Пока они таскались за Мэллоном, я подолгу гулял в одиночестве, иногда от нечего делать забредал на школьную спортплощадку и бросал мяч в кольцо. Или пытался. Помню, как-то промазал пятьдесят три раза подряд. В тот памятный день, воскресенье, 16 октября 1966 года, я сидел дома и перечитывал «О времени и о реке» Томаса Вулфа — роман, который обожал до умопомрачения, потому что мне казалось, будто речь в нем идет обо мне, Ли Гарвелле, — чутком, одиноком, талантливом юноше, несомненно обреченном на литературный успех. Ну, если не именно обо мне, то по крайней мере о том, кем я стану, если поступлю в Гарвард, отправлюсь в путешествие по Европе: о, заблудший, о, сентиментальный, переполненный словами скиталец, каменная створка ненайденной двери…
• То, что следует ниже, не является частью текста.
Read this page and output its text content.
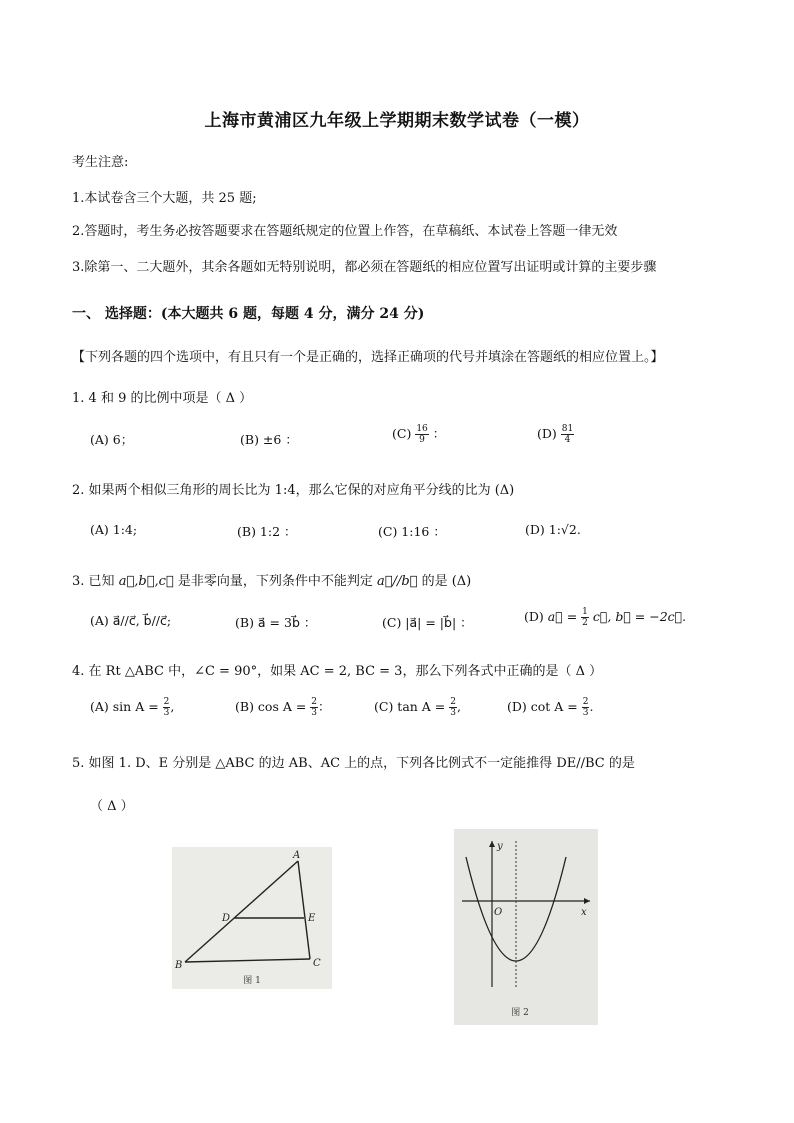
上海市黄浦区九年级上学期期末数学试卷（一模）
考生注意:
1.本试卷含三个大题，共 25 题;
2.答题时，考生务必按答题要求在答题纸规定的位置上作答，在草稿纸、本试卷上答题一律无效
3.除第一、二大题外，其余各题如无特别说明，都必须在答题纸的相应位置写出证明或计算的主要步骤
一、 选择题：(本大题共 6 题，每题 4 分，满分 24 分)
【下列各题的四个选项中，有且只有一个是正确的，选择正确项的代号并填涂在答题纸的相应位置上。】
1. 4 和 9 的比例中项是（ Δ ）
(A) 6；	(B) ±6 ：	$(C) \frac{16}{9}$ ：	$(D) \frac{81}{4}$
2. 如果两个相似三角形的周长比为 1:4，那么它保的对应角平分线的比为 (Δ)
(A) 1:4;	(B) 1:2 ：	(C) 1:16 ：	(D) 1:√2.
3. 已知 a⃗,b⃗,c⃗ 是非零向量，下列条件中不能判定 a⃗//b⃗ 的是 (Δ)
(A) a⃗//c⃗, b⃗//c⃗;	(B) a⃗ = 3b⃗ ：	(C) |a⃗| = |b⃗| ：	(D) a⃗ = $\frac{1}{2}$ c⃗, b⃗ = −2c⃗.
4. 在 Rt △ABC 中，∠C = 90°，如果 AC = 2, BC = 3，那么下列各式中正确的是（ Δ ）
(A) $\sin A = \frac{2}{3}$ ,	(B) $\cos A = \frac{2}{3}$ ：	(C) $\tan A = \frac{2}{3}$ ,	(D) $\cot A = \frac{2}{3}$ .
5. 如图 1. D、E 分别是 △ABC 的边 AB、AC 上的点，下列各比例式不一定能推得 DE//BC 的是
（ Δ ）
A
B	C
D	E
图 1
x
y
O
图 2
Целых два дня я понятия не имел, где Минога. Когда появилась кое-какая информация, она привела меня в бешенство, поскольку содержала лишь то, что мне позволено было знать: в силу обстоятельств, навсегда скрытых от меня, там случилось страшное. Была встреча, или собрание, или, может, что-то вроде церемонии, во время которой все феерично полетело к чертям собачьим. Погиб студент. Причем он был не просто убит, а жутким образом расчленен, разорван в клочья. Сплетни утверждали, будто тело парня выглядело так, словно его рвали огромными зубами. Следующие несколько месяцев, а за ними и четыре десятка лет единственный человек, с которым я по-прежнему общаюсь с тех пор и причастный к злополучному окружению Мэллона — моя жена, — наотрез отказывался даже попытаться объяснить, что тогда случилось с ними.
Почти неделю она просто молчала. Единственные подробности, которыми она соизволила поделиться со мной, касались полицейского расследования, смятения и гнева ее ни на что не способного отца, ее возмущения нашими преподавателями и приятелями-студентами, ее отчаяния из-за бедного Гути. Когда все понемногу улеглось и местонахождение Гути наконец перестало быть тайной, Минога пыталась навещать его в больнице Ламонта, где, как выяснилось, он лежал все это время. Первый раз она заговорила там с кем-то, и этот кто-то — по-видимому, пускаться в эти детали пустая трата времени — запретил ей приходить: состояние мистера Блая слишком тяжелое и нестабильное. Месяц спустя она пришла снова. На этот раз в больницу Миногу пустили, но от ворот поворот ей дал не кто иной, как Гути Блай. Пользуясь словами, заимствованными у Готорна, он отказался даже видеть ее. Наотрез. И неизменно отказывался весь выпускной год, и Ли, по-моему, отступилась. После того как мы отправились в Нью-Йорк, она никогда не упоминала о нем.